All-Star Baseball 2003 also makes use of very accurate sounds and music that do a good job of bringing the ambiance of the ballpark to the game. Several of the songs and noises commonly heard at pro sports venues have been re-created, such that neighbors overhearing a game will immediately start thinking of baseball, summer, and hot dogs. Digitized voice is also used for the umpire's calls, rounding out an overall audio presentation that's as sharp as the crack of the bat when Barry Bonds makes contact with the ball.

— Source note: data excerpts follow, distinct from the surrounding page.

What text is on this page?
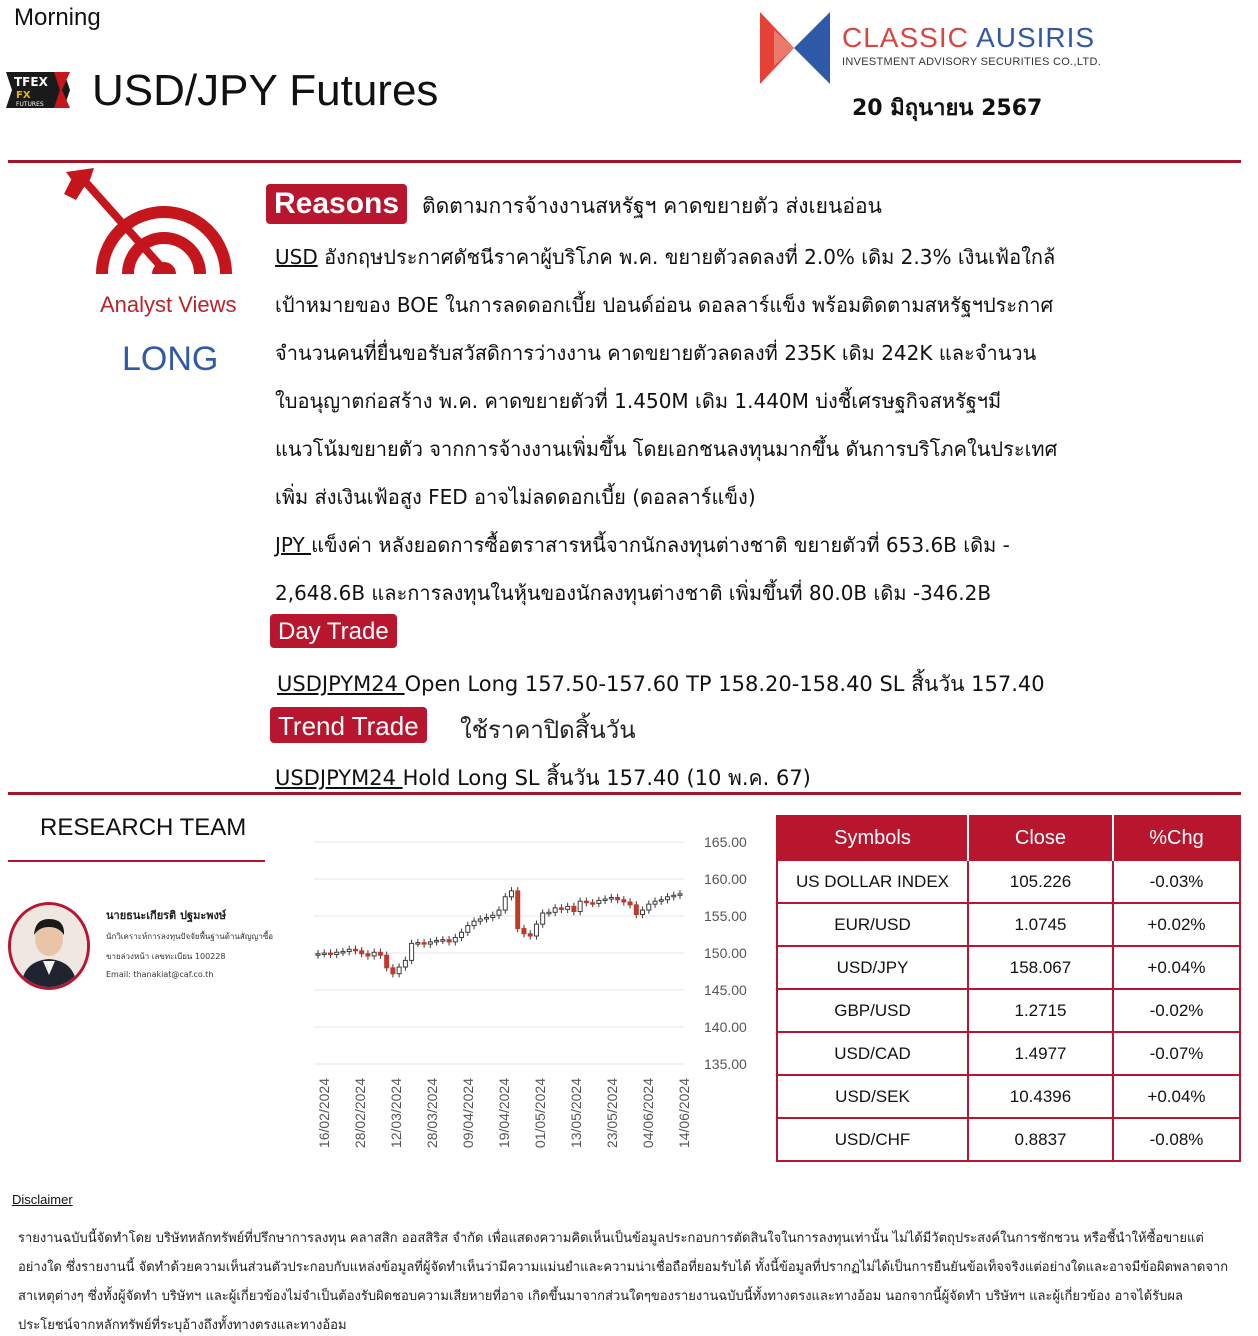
Morning
TFEX
FX
FUTURES USD/JPY Futures
CLASSIC AUSIRIS
INVESTMENT ADVISORY SECURITIES CO.,LTD.
20 มิถุนายน 2567
Analyst Views
LONG
Reasons	ติดตามการจ้างงานสหรัฐฯ คาดขยายตัว ส่งเยนอ่อน
USD อังกฤษประกาศดัชนีราคาผู้บริโภค พ.ค. ขยายตัวลดลงที่ 2.0% เดิม 2.3% เงินเฟ้อใกล้
เป้าหมายของ BOE ในการลดดอกเบี้ย ปอนด์อ่อน ดอลลาร์แข็ง พร้อมติดตามสหรัฐฯประกาศ
จำนวนคนที่ยื่นขอรับสวัสดิการว่างงาน คาดขยายตัวลดลงที่ 235K เดิม 242K และจำนวน
ใบอนุญาตก่อสร้าง พ.ค. คาดขยายตัวที่ 1.450M เดิม 1.440M บ่งชี้เศรษฐกิจสหรัฐฯมี
แนวโน้มขยายตัว จากการจ้างงานเพิ่มขึ้น โดยเอกชนลงทุนมากขึ้น ดันการบริโภคในประเทศ
เพิ่ม ส่งเงินเฟ้อสูง FED อาจไม่ลดดอกเบี้ย (ดอลลาร์แข็ง)
JPY แข็งค่า หลังยอดการซื้อตราสารหนี้จากนักลงทุนต่างชาติ ขยายตัวที่ 653.6B เดิม -
2,648.6B และการลงทุนในหุ้นของนักลงทุนต่างชาติ เพิ่มขึ้นที่ 80.0B เดิม -346.2B
Day Trade
USDJPYM24 Open Long 157.50-157.60 TP 158.20-158.40 SL สิ้นวัน 157.40
Trend Trade	ใช้ราคาปิดสิ้นวัน
USDJPYM24 Hold Long SL สิ้นวัน 157.40 (10 พ.ค. 67)
RESEARCH TEAM
นายธนะเกียรติ ปฐมะพงษ์
นักวิเคราะห์การลงทุนปัจจัยพื้นฐานด้านสัญญาซื้อ
ขายล่วงหน้า เลขทะเบียน 100228
Email: thanakiat@caf.co.th
165.00
160.00
155.00
150.00
145.00
140.00
135.00
16/02/2024 28/02/2024 12/03/2024 28/03/2024 09/04/2024 19/04/2024 01/05/2024 13/05/2024 23/05/2024 04/06/2024 14/06/2024
Symbols	Close	%Chg
US DOLLAR INDEX	105.226	-0.03%
EUR/USD	1.0745	+0.02%
USD/JPY	158.067	+0.04%
GBP/USD	1.2715	-0.02%
USD/CAD	1.4977	-0.07%
USD/SEK	10.4396	+0.04%
USD/CHF	0.8837	-0.08%
Disclaimer
รายงานฉบับนี้จัดทำโดย บริษัทหลักทรัพย์ที่ปรึกษาการลงทุน คลาสสิก ออสสิริส จำกัด เพื่อแสดงความคิดเห็นเป็นข้อมูลประกอบการตัดสินใจในการลงทุนเท่านั้น ไม่ได้มีวัตถุประสงค์ในการชักชวน หรือชี้นำให้ซื้อขายแต่อย่างใด ซึ่งรายงานนี้ จัดทำด้วยความเห็นส่วนตัวประกอบกับแหล่งข้อมูลที่ผู้จัดทำเห็นว่ามีความแม่นยำและความน่าเชื่อถือที่ยอมรับได้ ทั้งนี้ข้อมูลที่ปรากฏไม่ได้เป็นการยืนยันข้อเท็จจริงแต่อย่างใดและอาจมีข้อผิดพลาดจากสาเหตุต่างๆ ซึ่งทั้งผู้จัดทำ บริษัทฯ และผู้เกี่ยวข้องไม่จำเป็นต้องรับผิดชอบความเสียหายที่อาจ เกิดขึ้นมาจากส่วนใดๆของรายงานฉบับนี้ทั้งทางตรงและทางอ้อม นอกจากนี้ผู้จัดทำ บริษัทฯ และผู้เกี่ยวข้อง อาจได้รับผลประโยชน์จากหลักทรัพย์ที่ระบุอ้างถึงทั้งทางตรงและทางอ้อม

The familiar All-Star Baseball gameplay mechanics have also been kept intact. The batting interface is controlled with a batting cursor that is shaped to represent the area in a batter's swing where he can best make contact--the indicated center being the sweet spot. This cursor can be moved left or right and tilted up or down in order to hit to the opposite field or take uppercut swings when greater distance is desired. For even more power, the select button can be pressed to remove the batting cursor entirely, leaving only the small, circular sweet spot in place. While it is much harder to make contact this way, solid contact almost ensures a home run. The man on the mound is handled by selecting from available pitches and then using a targeting icon to select where the ball should be hurled. Allowances need to be made for ball movement, and you have a slight amount of control after the ball leaves the pitcher's hand. It's simple enough to paint the corners, and there is a wide variety of pitches available, including two- and three-seam fastballs, sliders, sinkers, curveballs, and change-ups. Fielding can be handled automatically by the AI or by you, in which case you'll be assisted by dotted lines leading from the closest player to where the ball will land.

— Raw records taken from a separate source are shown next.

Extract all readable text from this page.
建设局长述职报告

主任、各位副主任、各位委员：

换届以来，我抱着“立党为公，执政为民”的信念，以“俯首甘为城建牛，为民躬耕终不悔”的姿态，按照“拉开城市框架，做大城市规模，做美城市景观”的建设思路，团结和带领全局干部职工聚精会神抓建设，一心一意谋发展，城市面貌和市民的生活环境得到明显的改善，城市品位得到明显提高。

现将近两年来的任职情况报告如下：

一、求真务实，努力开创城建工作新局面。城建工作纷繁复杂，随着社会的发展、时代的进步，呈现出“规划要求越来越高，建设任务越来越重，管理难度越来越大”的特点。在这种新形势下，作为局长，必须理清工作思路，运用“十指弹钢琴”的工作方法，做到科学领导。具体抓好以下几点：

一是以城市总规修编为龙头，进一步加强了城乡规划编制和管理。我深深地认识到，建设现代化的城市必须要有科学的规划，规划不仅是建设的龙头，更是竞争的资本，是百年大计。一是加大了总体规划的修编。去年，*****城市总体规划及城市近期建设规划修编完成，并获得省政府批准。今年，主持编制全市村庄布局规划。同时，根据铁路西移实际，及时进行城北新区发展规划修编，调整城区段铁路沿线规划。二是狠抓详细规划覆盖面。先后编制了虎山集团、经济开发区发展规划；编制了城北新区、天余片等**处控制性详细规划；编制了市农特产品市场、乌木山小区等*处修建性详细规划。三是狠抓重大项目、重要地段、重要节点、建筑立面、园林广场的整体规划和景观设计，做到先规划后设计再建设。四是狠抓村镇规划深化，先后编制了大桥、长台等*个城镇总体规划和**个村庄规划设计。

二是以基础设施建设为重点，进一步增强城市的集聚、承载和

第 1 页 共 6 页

Unfortunately, while pitching and batting are handled well, running the bases can be more than a bit problematic. The instructions given in the manual for working the base paths appear to work only some of the time, as it often seems that you either need to hit the A button and the direction of the base you've left in order to advance a base, or just the D pad. Managing multiple base runners and retreating players can also prove to be overly difficult.

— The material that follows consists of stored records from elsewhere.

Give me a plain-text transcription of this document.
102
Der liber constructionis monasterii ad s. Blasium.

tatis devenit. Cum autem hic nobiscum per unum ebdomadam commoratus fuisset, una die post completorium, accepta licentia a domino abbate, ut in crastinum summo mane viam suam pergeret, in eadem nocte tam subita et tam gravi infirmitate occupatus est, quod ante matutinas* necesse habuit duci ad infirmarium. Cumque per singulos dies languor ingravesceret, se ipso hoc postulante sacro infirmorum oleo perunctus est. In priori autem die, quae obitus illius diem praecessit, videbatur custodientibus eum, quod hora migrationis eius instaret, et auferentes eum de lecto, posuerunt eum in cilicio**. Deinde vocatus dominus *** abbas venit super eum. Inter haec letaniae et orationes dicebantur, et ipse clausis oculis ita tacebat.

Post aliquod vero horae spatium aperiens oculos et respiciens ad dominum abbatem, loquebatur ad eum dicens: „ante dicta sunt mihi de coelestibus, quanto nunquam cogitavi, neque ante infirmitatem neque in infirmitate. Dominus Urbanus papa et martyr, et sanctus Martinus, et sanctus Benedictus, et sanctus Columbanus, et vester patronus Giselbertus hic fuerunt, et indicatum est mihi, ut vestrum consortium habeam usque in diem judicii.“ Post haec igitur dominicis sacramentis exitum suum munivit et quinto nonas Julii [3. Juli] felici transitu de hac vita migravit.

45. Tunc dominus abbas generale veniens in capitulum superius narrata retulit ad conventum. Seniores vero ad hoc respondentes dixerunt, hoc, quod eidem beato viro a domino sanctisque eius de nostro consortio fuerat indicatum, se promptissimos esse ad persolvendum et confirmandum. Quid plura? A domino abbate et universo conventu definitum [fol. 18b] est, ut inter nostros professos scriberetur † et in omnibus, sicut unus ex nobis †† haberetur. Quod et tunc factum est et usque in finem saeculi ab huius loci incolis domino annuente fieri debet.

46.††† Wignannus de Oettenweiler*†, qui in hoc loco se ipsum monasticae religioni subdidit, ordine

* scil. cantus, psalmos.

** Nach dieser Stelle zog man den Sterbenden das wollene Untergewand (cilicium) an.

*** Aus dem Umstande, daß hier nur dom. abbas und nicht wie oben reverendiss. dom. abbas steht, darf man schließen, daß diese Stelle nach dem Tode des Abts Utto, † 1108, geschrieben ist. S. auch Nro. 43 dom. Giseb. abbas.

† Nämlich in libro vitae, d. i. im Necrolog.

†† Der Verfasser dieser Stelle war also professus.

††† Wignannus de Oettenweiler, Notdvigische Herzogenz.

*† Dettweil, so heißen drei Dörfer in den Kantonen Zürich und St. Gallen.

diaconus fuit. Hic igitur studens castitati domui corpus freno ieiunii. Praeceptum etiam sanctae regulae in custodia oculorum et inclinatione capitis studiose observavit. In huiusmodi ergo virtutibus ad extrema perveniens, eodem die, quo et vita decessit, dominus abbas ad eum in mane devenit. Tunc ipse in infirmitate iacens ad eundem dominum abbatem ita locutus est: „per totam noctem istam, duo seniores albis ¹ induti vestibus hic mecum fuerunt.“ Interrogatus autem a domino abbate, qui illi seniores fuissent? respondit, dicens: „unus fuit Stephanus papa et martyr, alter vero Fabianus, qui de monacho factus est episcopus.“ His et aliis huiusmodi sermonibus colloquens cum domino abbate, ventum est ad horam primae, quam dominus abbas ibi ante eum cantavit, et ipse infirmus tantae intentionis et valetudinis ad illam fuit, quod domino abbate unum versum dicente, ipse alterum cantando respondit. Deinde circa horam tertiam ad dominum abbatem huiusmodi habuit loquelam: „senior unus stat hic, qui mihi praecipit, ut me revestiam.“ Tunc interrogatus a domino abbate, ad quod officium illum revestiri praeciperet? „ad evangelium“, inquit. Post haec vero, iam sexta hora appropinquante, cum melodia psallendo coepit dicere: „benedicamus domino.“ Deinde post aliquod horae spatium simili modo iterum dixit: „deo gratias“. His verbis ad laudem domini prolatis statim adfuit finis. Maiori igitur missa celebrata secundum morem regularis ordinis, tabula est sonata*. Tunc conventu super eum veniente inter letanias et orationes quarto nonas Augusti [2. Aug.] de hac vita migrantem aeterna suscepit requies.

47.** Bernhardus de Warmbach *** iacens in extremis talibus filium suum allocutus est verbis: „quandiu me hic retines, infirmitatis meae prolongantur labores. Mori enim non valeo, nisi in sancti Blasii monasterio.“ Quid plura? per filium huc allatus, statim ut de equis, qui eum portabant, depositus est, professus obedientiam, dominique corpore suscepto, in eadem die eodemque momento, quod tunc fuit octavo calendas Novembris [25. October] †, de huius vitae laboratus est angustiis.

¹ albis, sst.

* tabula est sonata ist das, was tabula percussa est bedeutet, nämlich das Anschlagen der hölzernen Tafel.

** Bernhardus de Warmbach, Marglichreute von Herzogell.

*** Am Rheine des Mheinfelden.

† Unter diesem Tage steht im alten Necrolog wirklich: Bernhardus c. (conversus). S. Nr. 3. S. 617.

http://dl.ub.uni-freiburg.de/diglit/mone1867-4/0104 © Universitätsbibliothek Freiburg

All-Star Baseball 2003 offers varying difficulty levels for its quick play and exhibition modes but starts at a fixed difficulty level for the season. Seasons can range from a shortened schedule to a full 162 games with unbalanced rosters. A balanced 162 is also included for those who want to use a home team that's not quite up to par. Thus, it's not hard at all to score more than 40 runs in the first few games in a season, although the difficulty level seems to ramp up considerably the deeper in you go. As an added bonus, winning games in the season mode will unlock official Donruss trading cards in the game that can be viewed, traded with friends, and used to unlock cheats. Rounding out the game's play modes are the batting practice session and the home run contest.
Video game baseball simulations work well when a certain number of key components are included. All-Star Baseball 2003 covers most of the bases with attractive graphics, excellent audio, stats tracking, the official MLB license, and relatively solid control. Anyone who wants a dose of hardball on the go or a solid sports game to play with friends would do well to pick this one up.